Elyse Fitzpatrick: Idols of the Heart; Chapter 10 Resisting Your Idols
What Are You Tempted to Worship?
Satan is successful in tempting us to sin because we have idolatrous thoughts and desires. That’s why it’s so important to become aware of them. Remember that fear of loss and imaginations of pleasure spring from our idolatrous desires, and it is those desires that make us easy prey for our enemy.
We can become more aware of the thoughts and desires that ensnare us by asking, What do I want and fear? Or, to put a finer point on it, What do I want and fear more than I want to reflect God and grow in holiness? What pleasure do you want so badly that you’re willing to sin in order to obtain it? What do you fear losing so much that you think nothing of sinning in order to hang on to it?

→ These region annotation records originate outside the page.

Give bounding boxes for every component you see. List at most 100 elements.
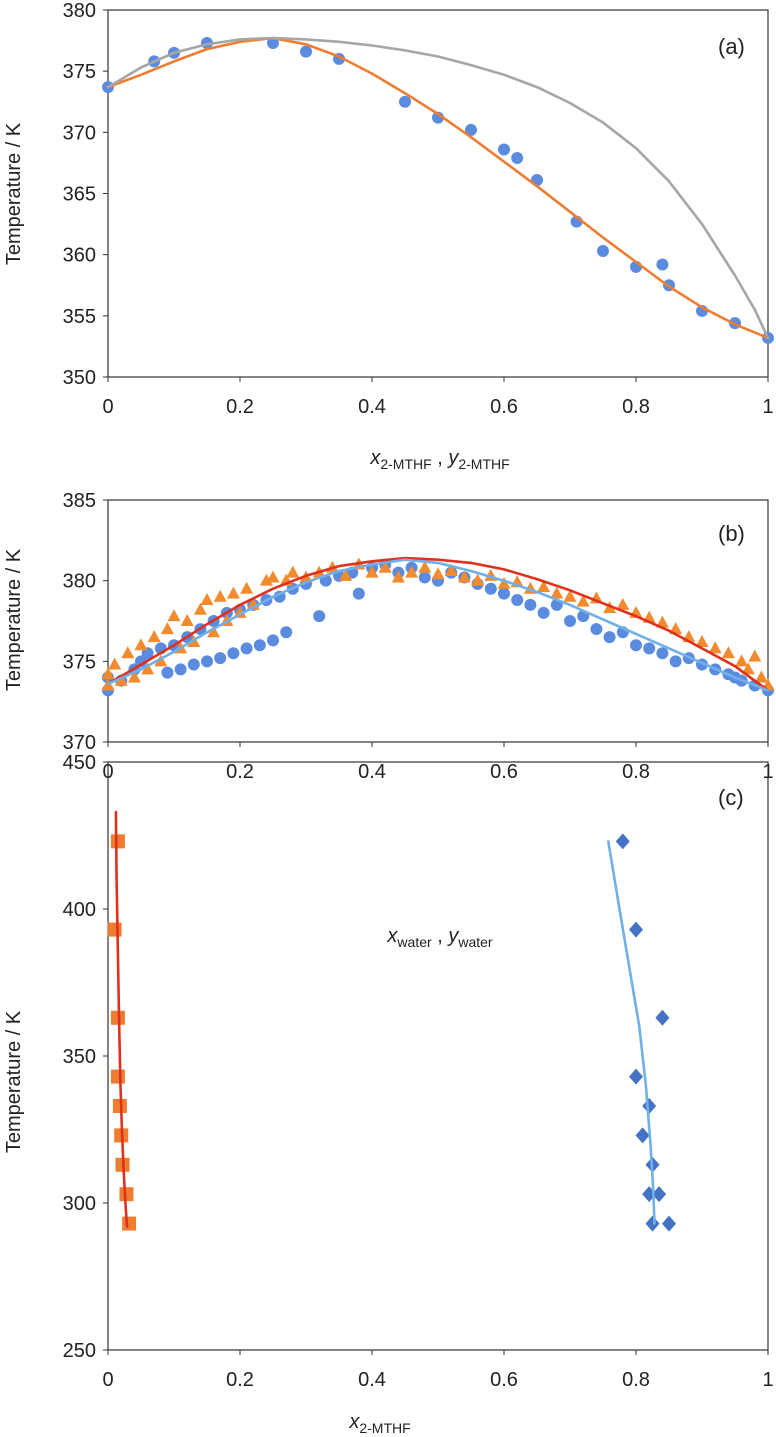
data-point [642,1097,657,1114]
y-tick-label: 380 [63,571,96,593]
series-line [106,36,770,340]
y-tick-label: 365 [63,184,96,206]
data-point [122,1216,137,1231]
y-tick-label: 350 [63,1046,96,1068]
data-point [300,45,312,58]
series-line [106,36,770,340]
data-point [193,602,207,615]
data-point [339,568,353,581]
series-line [607,840,656,1225]
y-tick-label: 355 [63,306,96,328]
data-point [564,615,576,627]
data-point [266,570,280,583]
data-point [200,593,214,606]
data-point [721,646,735,659]
x-axis-label-var2: y [446,447,459,469]
x-axis-label-c: x2-MTHF [348,1411,410,1436]
data-point [662,1215,676,1232]
data-point [147,630,161,643]
y-tick-label: 385 [63,490,96,512]
x-tick-label: 0.4 [358,1369,386,1391]
data-point [652,1186,667,1203]
data-point [498,587,510,600]
x-axis-label-var1: x [369,447,381,469]
data-point [563,589,577,602]
x-axis-label-sub2: 2-MTHF [458,456,509,472]
data-point [180,614,194,626]
data-point [484,582,497,595]
panel-a: Temperature / K (a) x2-MTHF , y2-MTHF 35… [3,0,774,472]
x-tick-label: 0.6 [490,761,518,783]
data-point [537,580,551,593]
data-point [511,594,524,607]
data-point [121,646,135,659]
y-axis-label-b: Temperature / K [3,548,25,691]
data-point [511,152,524,165]
data-point [576,594,590,607]
data-point [110,1069,125,1084]
data-point [286,565,300,578]
data-point [253,639,266,652]
x-tick-label: 1 [762,1369,773,1391]
data-point [741,662,755,675]
x-tick-label: 0.2 [226,396,254,418]
x-tick-label: 0 [102,396,113,418]
data-point [656,258,669,271]
plot-frame [107,761,769,1351]
panel-b: Temperature / K (b) xwater , ywater 3703… [3,490,775,950]
data-point [630,639,642,652]
series-line [114,810,129,1228]
data-point [365,565,379,578]
x-tick-label: 0.4 [358,396,386,418]
data-point [213,589,227,602]
data-point [214,652,227,665]
x-tick-label: 0.8 [622,396,650,418]
data-point [616,597,630,610]
data-point [187,658,200,671]
series-line [106,556,770,692]
data-point [405,565,419,578]
y-axis-label-c: Temperature / K [3,1010,25,1153]
data-point [108,657,122,670]
data-point [655,1009,670,1026]
data-point [629,1068,643,1085]
x-tick-label: 0.8 [622,1369,650,1391]
x-tick-label: 0.2 [226,761,254,783]
plot-frame [107,9,769,378]
x-axis-label-var1: x [348,1411,360,1433]
data-point [457,570,471,583]
data-point [154,654,168,667]
data-point [378,560,392,573]
data-point [227,647,240,660]
y-tick-label: 370 [63,122,96,144]
data-point [201,655,213,668]
y-axis-label-a: Temperature / K [3,122,25,265]
data-point [141,647,154,660]
data-point [444,563,458,576]
x-axis-label-a: x2-MTHF , y2-MTHF [369,447,509,472]
data-point [267,37,279,50]
x-axis-label-sep: , [432,447,449,469]
data-point [465,123,477,136]
data-point [669,655,682,668]
data-point [114,673,128,686]
x-axis-label-sep: , [432,925,449,947]
data-point [161,666,174,679]
x-axis-label-sub2: water [457,934,493,950]
data-point [656,647,669,660]
data-point [280,626,293,639]
x-axis-label-var1: x [386,925,398,947]
data-point [735,654,749,667]
data-point [615,833,630,850]
x-axis-label-sub1: 2-MTHF [359,1420,410,1436]
data-point [240,581,254,594]
data-point [101,667,115,680]
series-line [106,558,770,692]
data-point [695,634,709,647]
x-tick-label: 0.4 [358,761,386,783]
data-point [497,576,511,589]
data-point [226,586,240,599]
y-tick-label: 370 [63,732,96,754]
x-tick-label: 0.6 [490,1369,518,1391]
y-tick-label: 375 [63,651,96,673]
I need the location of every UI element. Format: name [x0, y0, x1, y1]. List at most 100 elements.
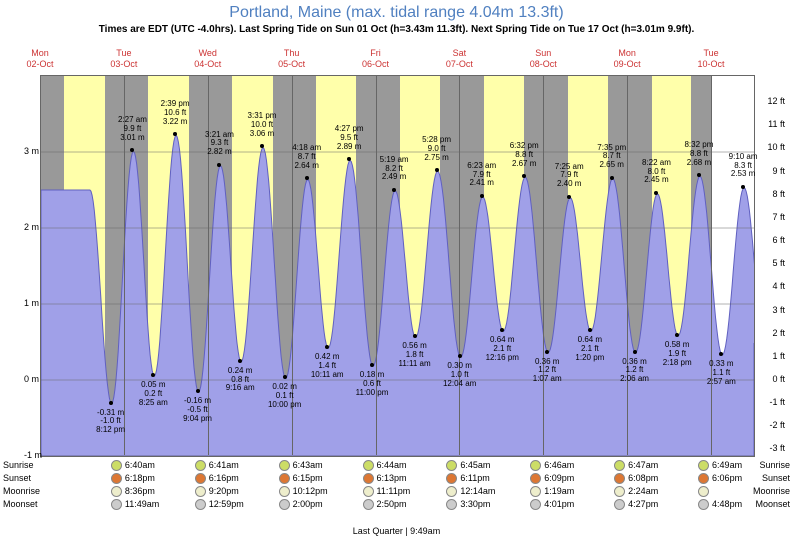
tide-annotation: 6:32 pm8.8 ft2.67 m — [499, 142, 549, 168]
sunmoon-time: 4:27pm — [628, 499, 658, 509]
moonrise-icon — [363, 486, 374, 497]
sunmoon-time: 6:11pm — [460, 473, 489, 483]
sunmoon-cell: 6:45am — [446, 460, 490, 471]
y-tick-right: 12 ft — [767, 96, 785, 106]
y-tick-right: 6 ft — [772, 235, 785, 245]
sunrise-icon — [698, 460, 709, 471]
sunrise-icon — [195, 460, 206, 471]
sunset-icon — [111, 473, 122, 484]
sunmoon-cell: 6:44am — [363, 460, 407, 471]
sunmoon-time: 11:11pm — [377, 486, 411, 496]
day-divider — [376, 75, 377, 455]
day-divider — [459, 75, 460, 455]
sunmoon-time: 6:18pm — [125, 473, 155, 483]
sunmoon-time: 12:14am — [460, 486, 495, 496]
sunmoon-cell: 6:49am — [698, 460, 742, 471]
sunmoon-time: 6:09pm — [544, 473, 574, 483]
tide-annotation: 5:28 pm9.0 ft2.75 m — [412, 136, 462, 162]
tide-point — [633, 350, 637, 354]
y-tick-right: 5 ft — [772, 258, 785, 268]
day-label: Tue10-Oct — [691, 48, 731, 70]
moonrise-icon — [195, 486, 206, 497]
sunmoon-cell: 12:59pm — [195, 499, 244, 510]
sunmoon-time: 4:48pm — [712, 499, 742, 509]
sunmoon-time: 6:43am — [293, 460, 323, 470]
day-divider — [40, 75, 41, 455]
sunmoon-cell: 6:16pm — [195, 473, 239, 484]
y-tick-right: 11 ft — [768, 119, 785, 129]
moonset-icon — [530, 499, 541, 510]
tide-annotation: 0.05 m0.2 ft8:25 am — [128, 381, 178, 407]
sunmoon-cell: 6:47am — [614, 460, 658, 471]
sunmoon-cell: 4:01pm — [530, 499, 574, 510]
sunmoon-cell: 6:15pm — [279, 473, 323, 484]
sunmoon-time: 6:16pm — [209, 473, 239, 483]
y-tick-left: 0 m — [24, 374, 39, 384]
tide-annotation: 0.56 m1.8 ft11:11 am — [390, 342, 440, 368]
sunmoon-cell: 4:27pm — [614, 499, 658, 510]
sunmoon-cell: 6:08pm — [614, 473, 658, 484]
bottom-row-label: Moonrise — [3, 486, 40, 496]
tide-point — [480, 194, 484, 198]
sunmoon-time: 6:46am — [544, 460, 574, 470]
y-tick-right: 0 ft — [772, 374, 785, 384]
sunmoon-time: 8:36pm — [125, 486, 155, 496]
moonrise-icon — [446, 486, 457, 497]
day-divider — [543, 75, 544, 455]
y-tick-left: -1 m — [24, 450, 42, 460]
tide-annotation: 8:32 pm8.8 ft2.68 m — [674, 141, 724, 167]
sunmoon-cell: 6:40am — [111, 460, 155, 471]
tide-annotation: 0.58 m1.9 ft2:18 pm — [652, 341, 702, 367]
day-label: Sat07-Oct — [439, 48, 479, 70]
sunset-icon — [446, 473, 457, 484]
sunmoon-time: 6:44am — [377, 460, 407, 470]
tide-annotation: 9:10 am8.3 ft2.53 m — [718, 153, 768, 179]
bottom-row-label: Sunset — [762, 473, 790, 483]
tide-point — [567, 195, 571, 199]
y-tick-right: 2 ft — [772, 328, 785, 338]
moonrise-icon — [698, 486, 709, 497]
y-tick-right: 7 ft — [772, 212, 785, 222]
sunset-icon — [614, 473, 625, 484]
tide-annotation: -0.31 m-1.0 ft8:12 pm — [86, 409, 136, 435]
tide-annotation: 0.64 m2.1 ft1:20 pm — [565, 336, 615, 362]
sunmoon-time: 2:24am — [628, 486, 658, 496]
y-tick-right: 8 ft — [772, 189, 785, 199]
sunmoon-time: 3:30pm — [460, 499, 490, 509]
sunset-icon — [363, 473, 374, 484]
sunmoon-cell: 6:13pm — [363, 473, 407, 484]
tide-chart: Portland, Maine (max. tidal range 4.04m … — [0, 0, 793, 539]
sunmoon-cell: 3:30pm — [446, 499, 490, 510]
moonset-icon — [614, 499, 625, 510]
bottom-row-label: Sunset — [3, 473, 31, 483]
sunset-icon — [279, 473, 290, 484]
footer-note: Last Quarter | 9:49am — [353, 526, 440, 536]
y-tick-left: 2 m — [24, 222, 39, 232]
sunmoon-cell: 6:46am — [530, 460, 574, 471]
sunmoon-time: 4:01pm — [544, 499, 574, 509]
moonset-icon — [279, 499, 290, 510]
sunmoon-time: 9:20pm — [209, 486, 239, 496]
sunmoon-cell: 11:49am — [111, 499, 159, 510]
sunmoon-time: 6:06pm — [712, 473, 742, 483]
moonrise-icon — [614, 486, 625, 497]
tide-point — [196, 389, 200, 393]
tide-annotation: -0.16 m-0.5 ft9:04 pm — [173, 397, 223, 423]
sunmoon-cell: 2:24am — [614, 486, 658, 497]
sunrise-icon — [363, 460, 374, 471]
sunmoon-cell: 6:43am — [279, 460, 323, 471]
sunmoon-cell: 6:41am — [195, 460, 239, 471]
tide-annotation: 0.64 m2.1 ft12:16 pm — [477, 336, 527, 362]
tide-point — [545, 350, 549, 354]
sunmoon-time: 2:00pm — [293, 499, 323, 509]
sunmoon-cell: 6:09pm — [530, 473, 574, 484]
sunrise-icon — [446, 460, 457, 471]
sunmoon-cell: 11:11pm — [363, 486, 411, 497]
bottom-row-label: Moonset — [3, 499, 38, 509]
day-label: Tue03-Oct — [104, 48, 144, 70]
moonset-icon — [195, 499, 206, 510]
tide-point — [238, 359, 242, 363]
day-label: Fri06-Oct — [356, 48, 396, 70]
moonrise-icon — [111, 486, 122, 497]
moonrise-icon — [279, 486, 290, 497]
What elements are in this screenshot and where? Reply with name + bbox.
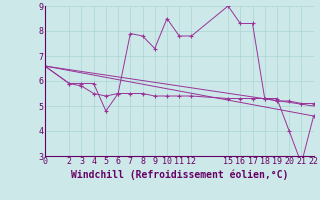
X-axis label: Windchill (Refroidissement éolien,°C): Windchill (Refroidissement éolien,°C) [70,169,288,180]
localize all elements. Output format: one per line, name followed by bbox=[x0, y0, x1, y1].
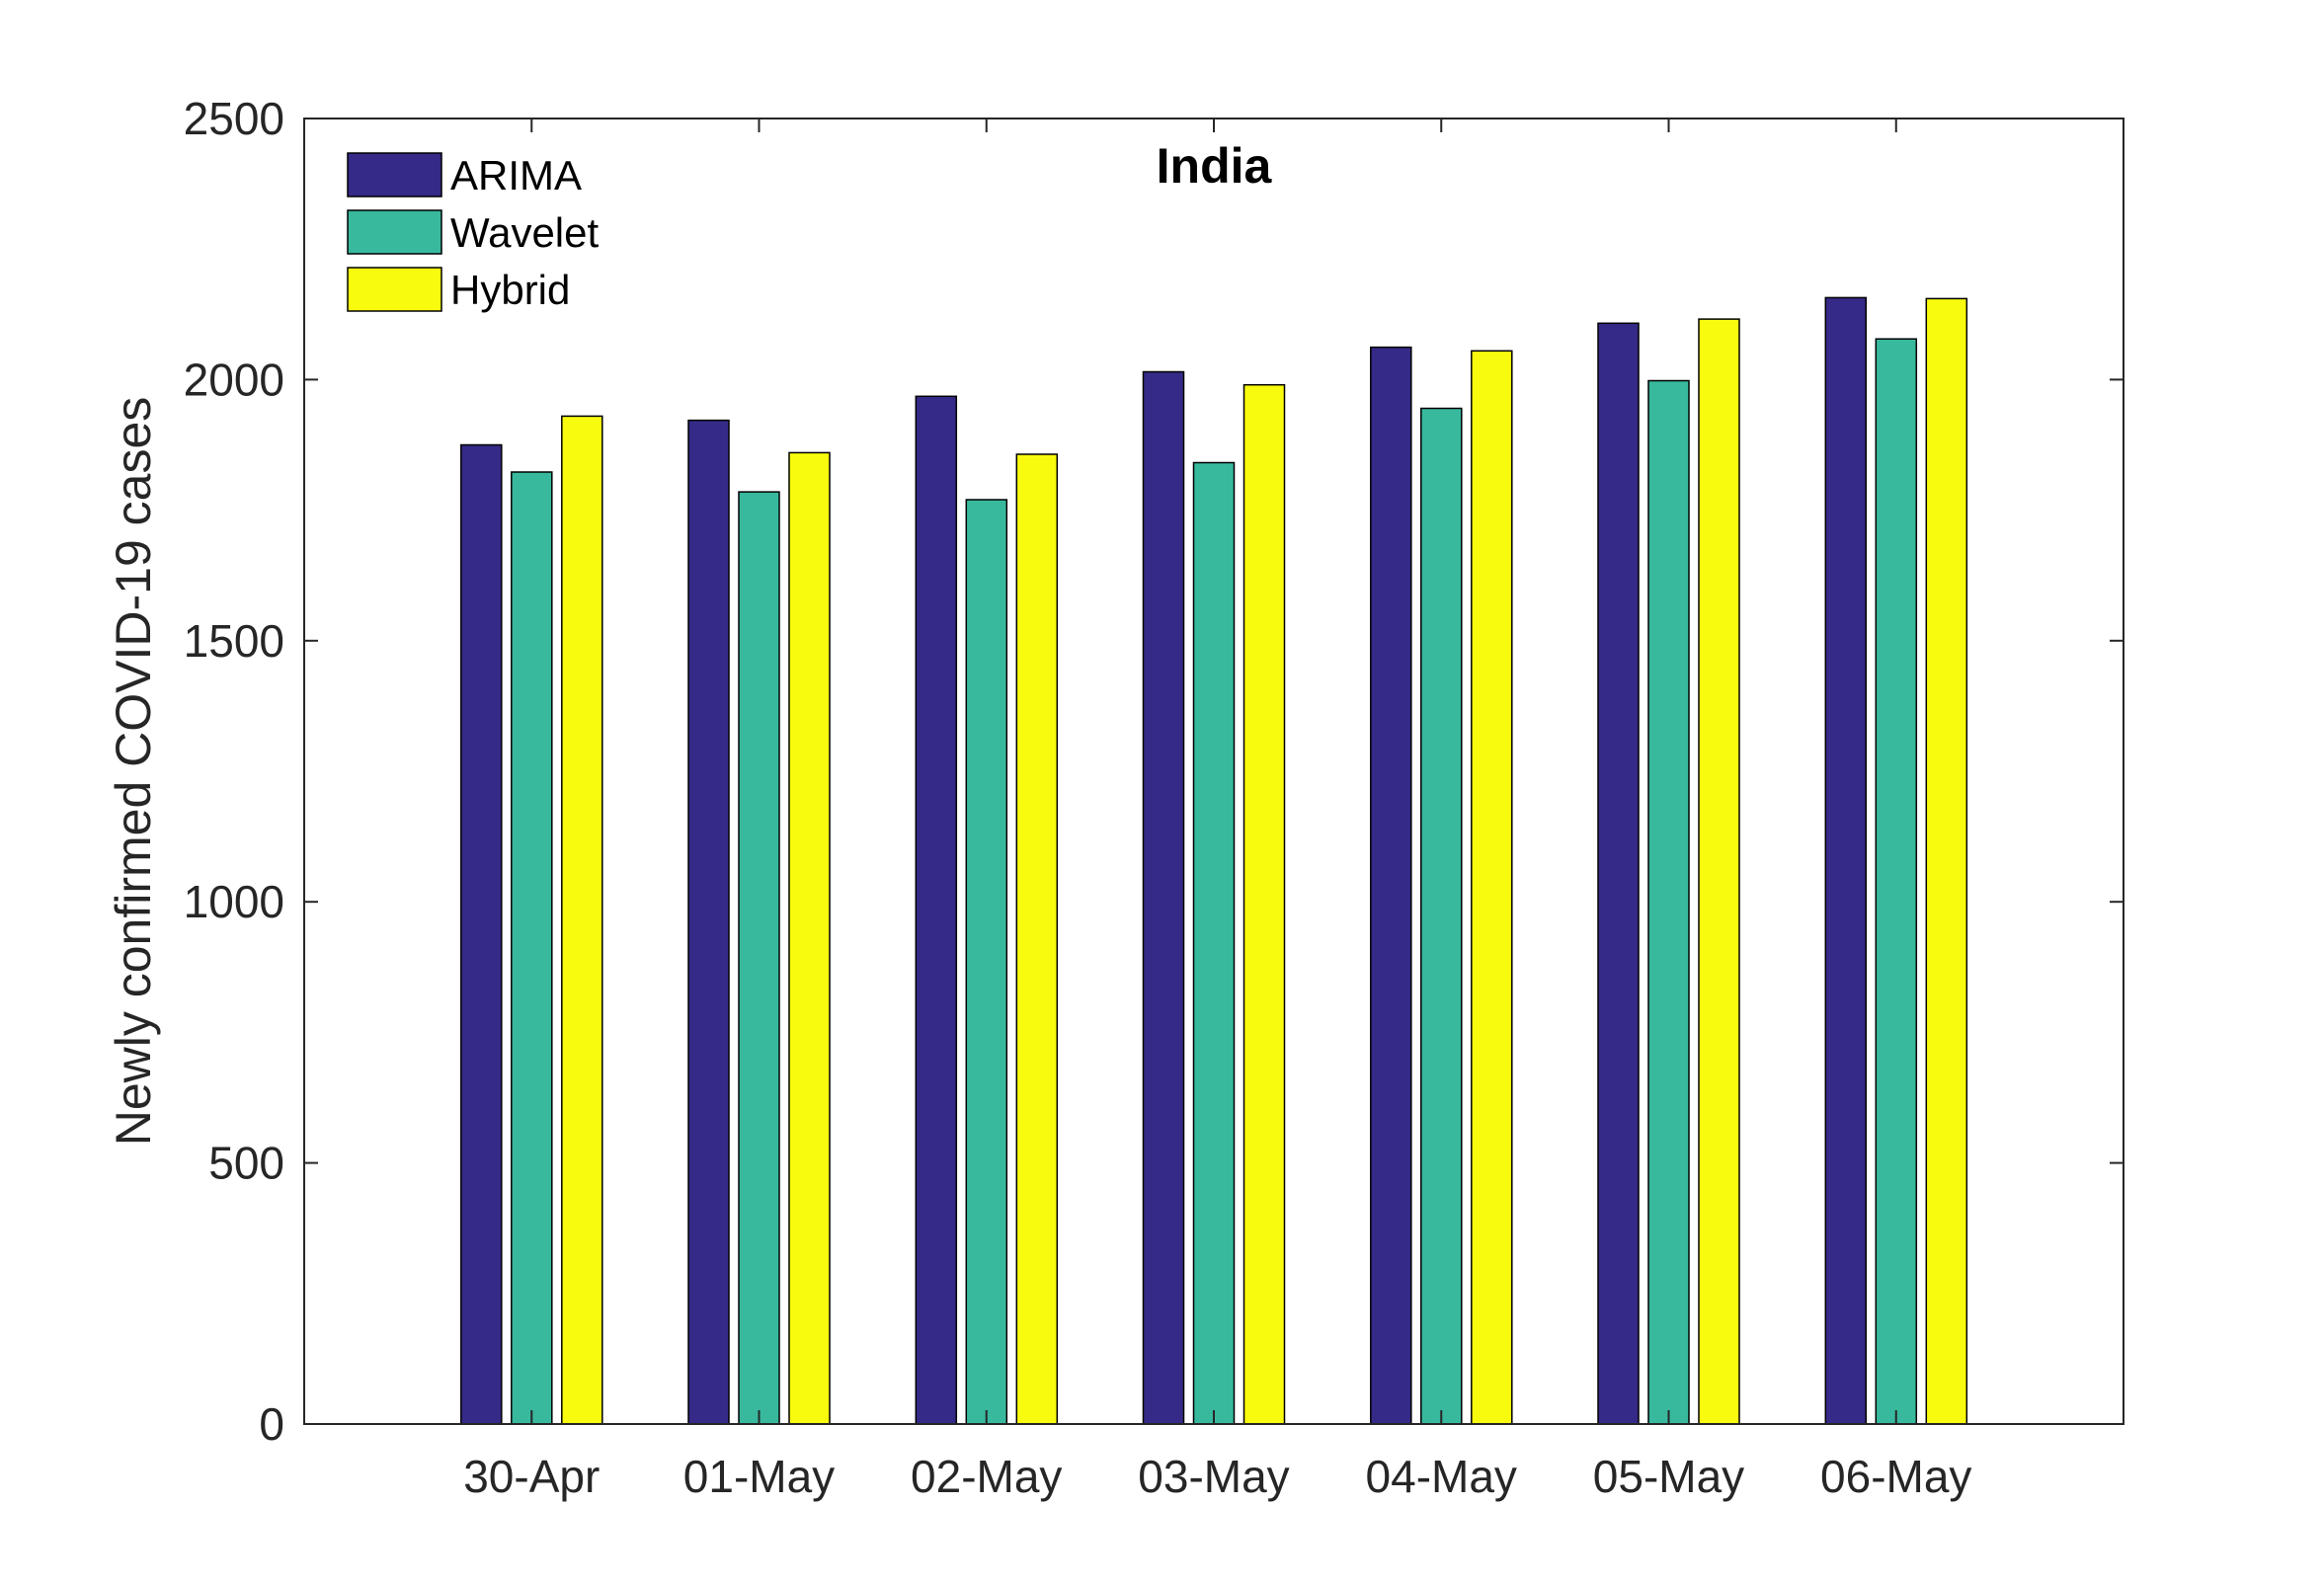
bar-wavelet-03-may bbox=[1192, 461, 1236, 1425]
bar-wavelet-02-may bbox=[965, 499, 1008, 1425]
x-tick-label-04-may: 04-May bbox=[1366, 1451, 1517, 1502]
bar-hybrid-02-may bbox=[1015, 453, 1059, 1425]
x-tick-label-02-may: 02-May bbox=[911, 1451, 1062, 1502]
y-tick-label-1500: 1500 bbox=[184, 615, 284, 667]
axes-box bbox=[303, 118, 2124, 1425]
chart-title: India bbox=[1157, 138, 1273, 194]
y-tick-label-0: 0 bbox=[259, 1398, 284, 1450]
bar-hybrid-01-may bbox=[788, 451, 831, 1425]
bar-arima-01-may bbox=[687, 419, 730, 1425]
x-tick-label-03-may: 03-May bbox=[1138, 1451, 1289, 1502]
bar-wavelet-30-apr bbox=[511, 471, 553, 1425]
x-tick-label-01-may: 01-May bbox=[683, 1451, 835, 1502]
x-tick-label-30-apr: 30-Apr bbox=[463, 1451, 600, 1502]
bar-arima-03-may bbox=[1142, 370, 1185, 1425]
bar-wavelet-04-may bbox=[1420, 407, 1463, 1425]
bar-hybrid-30-apr bbox=[561, 415, 603, 1425]
bar-arima-06-may bbox=[1824, 296, 1868, 1425]
bar-hybrid-06-may bbox=[1925, 297, 1968, 1425]
y-axis-label: Newly confirmed COVID-19 cases bbox=[106, 397, 161, 1147]
legend-label-wavelet: Wavelet bbox=[450, 209, 599, 256]
bar-hybrid-05-may bbox=[1698, 318, 1740, 1425]
legend-label-hybrid: Hybrid bbox=[450, 267, 570, 313]
legend-label-arima: ARIMA bbox=[450, 152, 582, 198]
bar-hybrid-03-may bbox=[1242, 383, 1286, 1425]
legend-swatch-arima bbox=[347, 152, 442, 198]
bar-arima-30-apr bbox=[460, 443, 503, 1425]
bar-arima-04-may bbox=[1370, 346, 1412, 1425]
legend-swatch-hybrid bbox=[347, 267, 442, 312]
bars-layer bbox=[460, 296, 1968, 1425]
legend: ARIMA Wavelet Hybrid bbox=[347, 152, 599, 313]
ticks-layer: 0 500 1000 1500 2000 2500 30-Apr 01-May 02-May 03… bbox=[184, 93, 2124, 1502]
y-tick-label-2000: 2000 bbox=[184, 354, 284, 405]
x-tick-label-05-may: 05-May bbox=[1593, 1451, 1744, 1502]
y-tick-label-1000: 1000 bbox=[184, 876, 284, 927]
legend-swatch-wavelet bbox=[347, 209, 442, 255]
bar-wavelet-05-may bbox=[1647, 379, 1690, 1425]
bar-wavelet-06-may bbox=[1875, 338, 1918, 1425]
bar-arima-05-may bbox=[1597, 322, 1640, 1425]
bar-arima-02-may bbox=[915, 395, 958, 1425]
x-tick-label-06-may: 06-May bbox=[1820, 1451, 1971, 1502]
y-tick-label-500: 500 bbox=[208, 1138, 284, 1189]
bar-wavelet-01-may bbox=[738, 491, 780, 1425]
y-tick-label-2500: 2500 bbox=[184, 93, 284, 144]
bar-hybrid-04-may bbox=[1471, 350, 1513, 1425]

Sometimes it’s difficult to answer these questions immediately, so I’ll furnish you with a helpful exercise.
Think back to the last time that you know you sinned. This is important because of the relationship between your functional gods (idols) and sinful behavior. Choose a sin that you habitually fall into, like anger, self-indulgence, or fear, for instance. Write this circumstance down.
With this circumstance in mind, ask God to help you answer the following questions. Try not to give one-word answers that don’t plumb the depth of your thoughts, desires, and fears. Each of these questions will help you to understand your idolatry, so don’t hurry through your answers. Instead, prayerfully ask God, the Heart Knower, to reveal your “functional gods” to you.
- 1. What did you want, desire, or wish for?
- 2. What did you fear? What were you worrying about?
- 3. What did you think you needed?
- 4. What were your strategies and intentions designed to accomplish?
- 5. What or whom were you trusting?
- 6. Whom were you trying to please? Whose opinion of
- you counted?
- 7. What were you loving? Hating?
- 8. What would have brought you the greatest pleasure, happiness, or delight? What would have brought you the greatest pain and misery?
- 9. Were you remembering your Father’s great love for you in Christ?
- 10. Were you convinced that you were already forgiven, already righteous, needing nothing?
Devotional Thoughts
On Sundays we have been looking at examples of men and women who lived by faith. Being Christmas, we looked at several of the characters in the Christmas story and examined what defined their faith. One premise we talked about was the fact that too often we fail to walk by faith because instead of living for what God has promised in the future, we are too caught up with what we want today! But when we can get our eyes off the temporal pleasures and and fear of missing out, our circumstances no longer matter.
This is what happened for Joseph. Before the angel told him of the origin of the child within Mary, and reminded him of the promise of God, all Joseph could see was the circumstances. His espoused wife was pregnant, and it wasn’t by him! But, after his focus was adjusted, the circumstances didn’t change, but they no longer mattered!
Ian Thomas said, “I am urging you simply become delightfully detached from the pressure of circumstance, so that it ceases to be the criterion in the decisions you make. You will not need to know what He plans to do… you simply need to know Him!”
I am beginning to see a pattern in my life. Maybe this is true for you as well. When what I want robs me of peace and joy, I have lost sight of God’s promises. I am no longer seeking simply to know Him… I am seeking what I want, and what I want is now defining what will make me happy and joyful. When that is true, what ever that is, has become my functional God!